Why are LSTMs better than Elman RNNs?
Recurrent neural networks (RNNs) are useful for modelling sequential data of variable length, for example the words in a speech or stock price movements over a period of time. In this post, we assume that the reader is familiar with two of the most popular RNNs, the Elman RNN and the Long Short-Term Memory network (LSTM).
RNNs get more difficult to train as the length of the input sequence increases, which is why it is common to use truncated backpropagation through time to train RNNs.
The aim of this post is to explain why LSTMs can handle longer sequences than Elman RNNs.
General RNN
RNNs take the general form \(h_{t+1} = f(x_{t},h_{t})\).
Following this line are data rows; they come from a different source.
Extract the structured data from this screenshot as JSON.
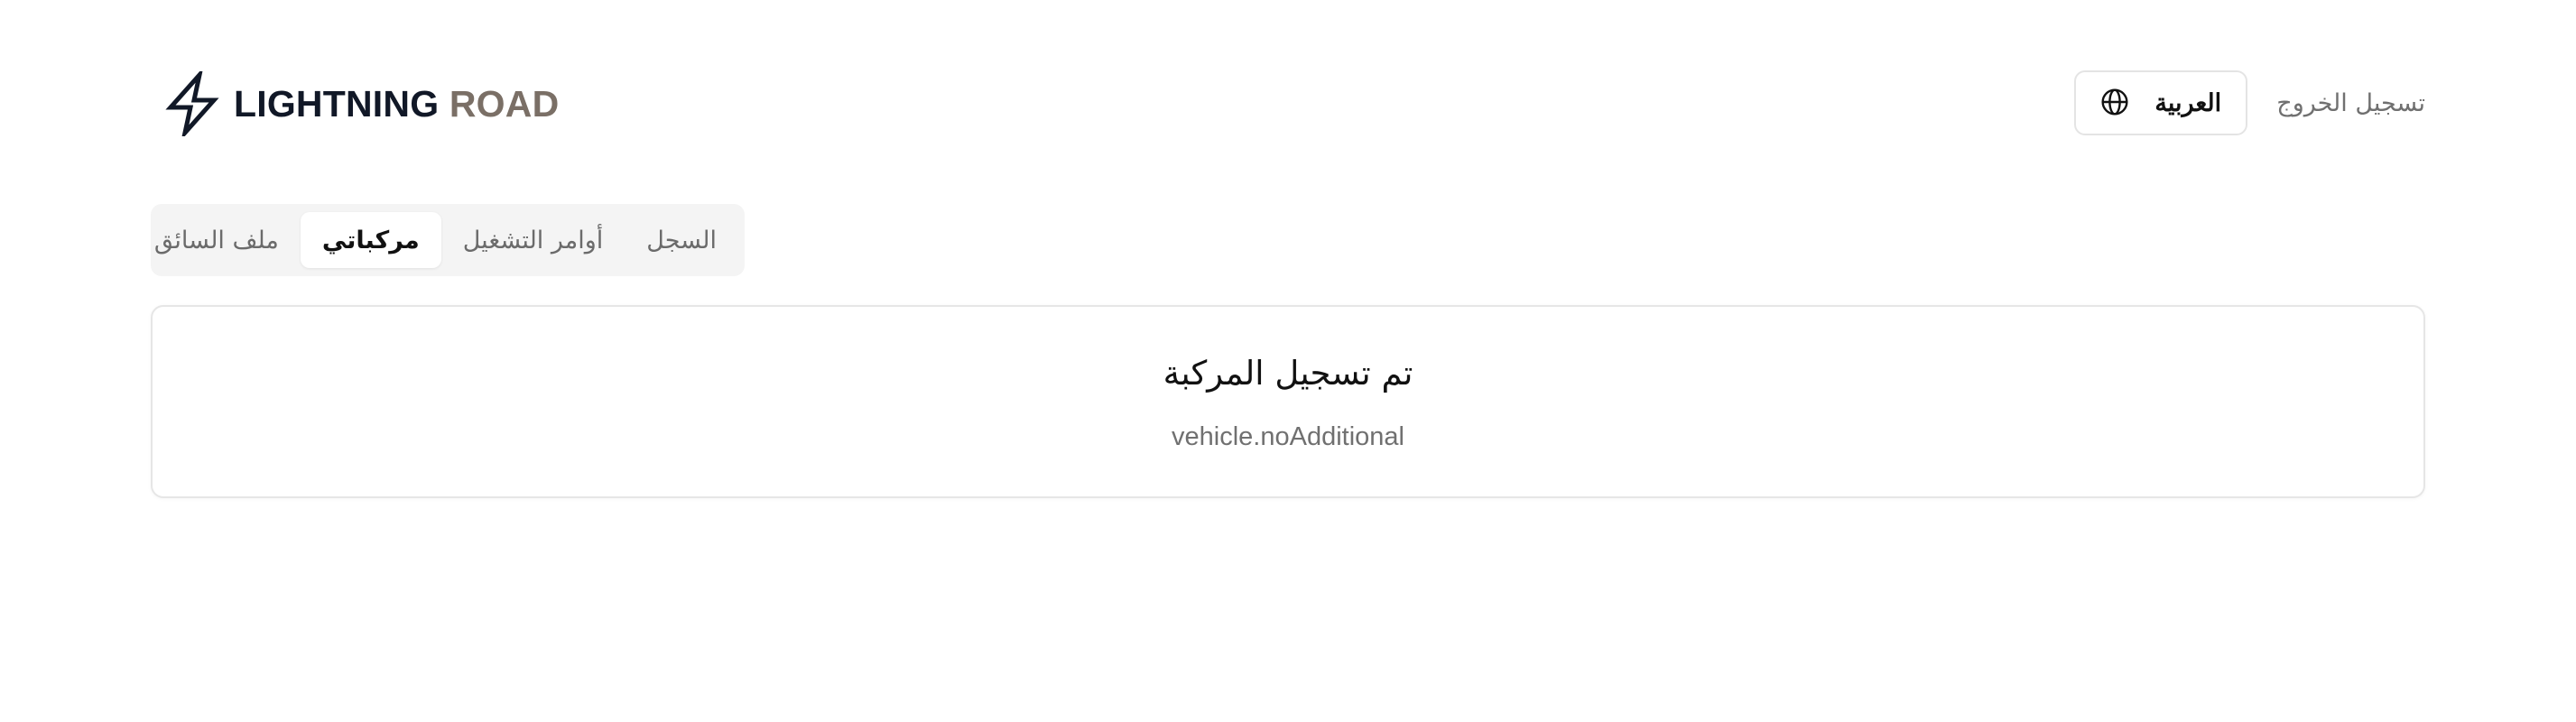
{
  "header": {
    "brand": {
      "word1": "LIGHTNING",
      "word2": "ROAD",
      "icon": "lightning-bolt-icon"
    },
    "language_button": {
      "label": "العربية",
      "icon": "globe-icon"
    },
    "logout_label": "تسجيل الخروج"
  },
  "tabs": [
    {
      "label": "السجل",
      "active": false
    },
    {
      "label": "أوامر التشغيل",
      "active": false
    },
    {
      "label": "مركباتي",
      "active": true
    },
    {
      "label": "ملف السائق",
      "active": false
    }
  ],
  "card": {
    "title": "تم تسجيل المركبة",
    "subtitle": "vehicle.noAdditional"
  },
  "colors": {
    "brand_dark": "#111827",
    "brand_accent": "#7a6f66",
    "muted_text": "#707070",
    "tab_bar_bg": "#f4f4f4",
    "border": "#e4e4e4"
  }
}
The hidden state \(h\) at each time step \(t\) is a function of the hidden state and the input \(x\) at the previous time step.
By differentiating the expression1, we realize that the gradient of the loss at \(h_{t}\) is the product of the gradient of the loss at \(h_{t+1}\) and the partial derivative of \(f\) with respect to \(h_{t}\).
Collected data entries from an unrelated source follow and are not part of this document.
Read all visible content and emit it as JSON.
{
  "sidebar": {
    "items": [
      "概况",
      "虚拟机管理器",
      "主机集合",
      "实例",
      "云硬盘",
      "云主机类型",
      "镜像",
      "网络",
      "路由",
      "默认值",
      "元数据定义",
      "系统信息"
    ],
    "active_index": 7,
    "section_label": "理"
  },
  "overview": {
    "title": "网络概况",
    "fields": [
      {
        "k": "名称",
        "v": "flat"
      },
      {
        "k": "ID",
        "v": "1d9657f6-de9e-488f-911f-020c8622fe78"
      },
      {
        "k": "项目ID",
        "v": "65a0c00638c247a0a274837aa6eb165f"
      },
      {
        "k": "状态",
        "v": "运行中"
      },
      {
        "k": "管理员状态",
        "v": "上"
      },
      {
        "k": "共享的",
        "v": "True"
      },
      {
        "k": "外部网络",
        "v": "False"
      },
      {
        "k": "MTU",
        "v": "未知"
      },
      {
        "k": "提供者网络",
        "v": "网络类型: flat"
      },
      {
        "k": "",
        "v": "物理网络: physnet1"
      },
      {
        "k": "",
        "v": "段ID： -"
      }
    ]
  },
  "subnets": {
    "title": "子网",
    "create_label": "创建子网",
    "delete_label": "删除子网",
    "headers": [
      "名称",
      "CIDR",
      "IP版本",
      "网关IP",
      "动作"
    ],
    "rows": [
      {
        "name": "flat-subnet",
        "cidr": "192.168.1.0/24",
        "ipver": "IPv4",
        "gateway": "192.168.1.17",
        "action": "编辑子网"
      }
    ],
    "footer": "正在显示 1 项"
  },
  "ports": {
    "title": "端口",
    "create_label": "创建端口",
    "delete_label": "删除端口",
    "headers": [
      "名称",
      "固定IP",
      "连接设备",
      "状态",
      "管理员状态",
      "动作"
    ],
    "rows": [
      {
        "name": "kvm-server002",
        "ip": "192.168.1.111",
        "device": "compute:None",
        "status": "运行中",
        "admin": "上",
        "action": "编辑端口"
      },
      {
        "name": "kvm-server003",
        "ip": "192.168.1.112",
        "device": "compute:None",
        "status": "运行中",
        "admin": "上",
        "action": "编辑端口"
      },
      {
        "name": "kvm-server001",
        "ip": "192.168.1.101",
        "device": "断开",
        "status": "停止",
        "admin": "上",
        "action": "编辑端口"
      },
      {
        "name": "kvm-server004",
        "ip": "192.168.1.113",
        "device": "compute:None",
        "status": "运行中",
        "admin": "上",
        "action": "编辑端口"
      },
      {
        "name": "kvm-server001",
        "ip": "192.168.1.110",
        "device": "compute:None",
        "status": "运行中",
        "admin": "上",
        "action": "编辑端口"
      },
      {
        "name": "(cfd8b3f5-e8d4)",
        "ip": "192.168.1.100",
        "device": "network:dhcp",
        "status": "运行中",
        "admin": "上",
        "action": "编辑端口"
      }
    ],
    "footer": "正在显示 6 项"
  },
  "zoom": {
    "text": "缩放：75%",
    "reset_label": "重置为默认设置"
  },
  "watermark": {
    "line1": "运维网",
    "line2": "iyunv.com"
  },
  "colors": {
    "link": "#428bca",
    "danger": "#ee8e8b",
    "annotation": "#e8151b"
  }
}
\[\delta h_t = \delta h_{t+1} \cdot f'(x_{t},h_{t})\]If \(f' > 1\) on average, we end up with the exploding gradients problem, since repeated multiplication by a number above \(1\) tends to infinity.
If \(f' < 1\) on average, we end up with the vanishing gradients problem, since repeated multiplication by a positive number smaller than \(1\) tends to zero.
Elman RNNs
Elman RNNs instantiate \(f\) with the following equation.
\[h_{t+1} = \sigma_h (W_{x} x_{t} + W_{h} h_{t} + b)\]Applying the chain rule, we obtain \(f' = W_h^T Diag(\sigma_h')\) where \(Diag\) maps a vector into its diagonal matrix form.
The value of \(f'\) depends on both the weight matrix \(W_h\) and the choice of activation function \(\sigma_h\).
Where \(\sigma_h\) is the identity, the gradient explodes whenever the largest eigenvalue of \(W_h\) is above \(1\) and vanishes whenever it is below \(1\).
This makes it difficult to learn long range dependencies, since neither infinite nor zero gradients are helpful.
LSTMs
LSTMs instantiate \(f\) with the following set of equations.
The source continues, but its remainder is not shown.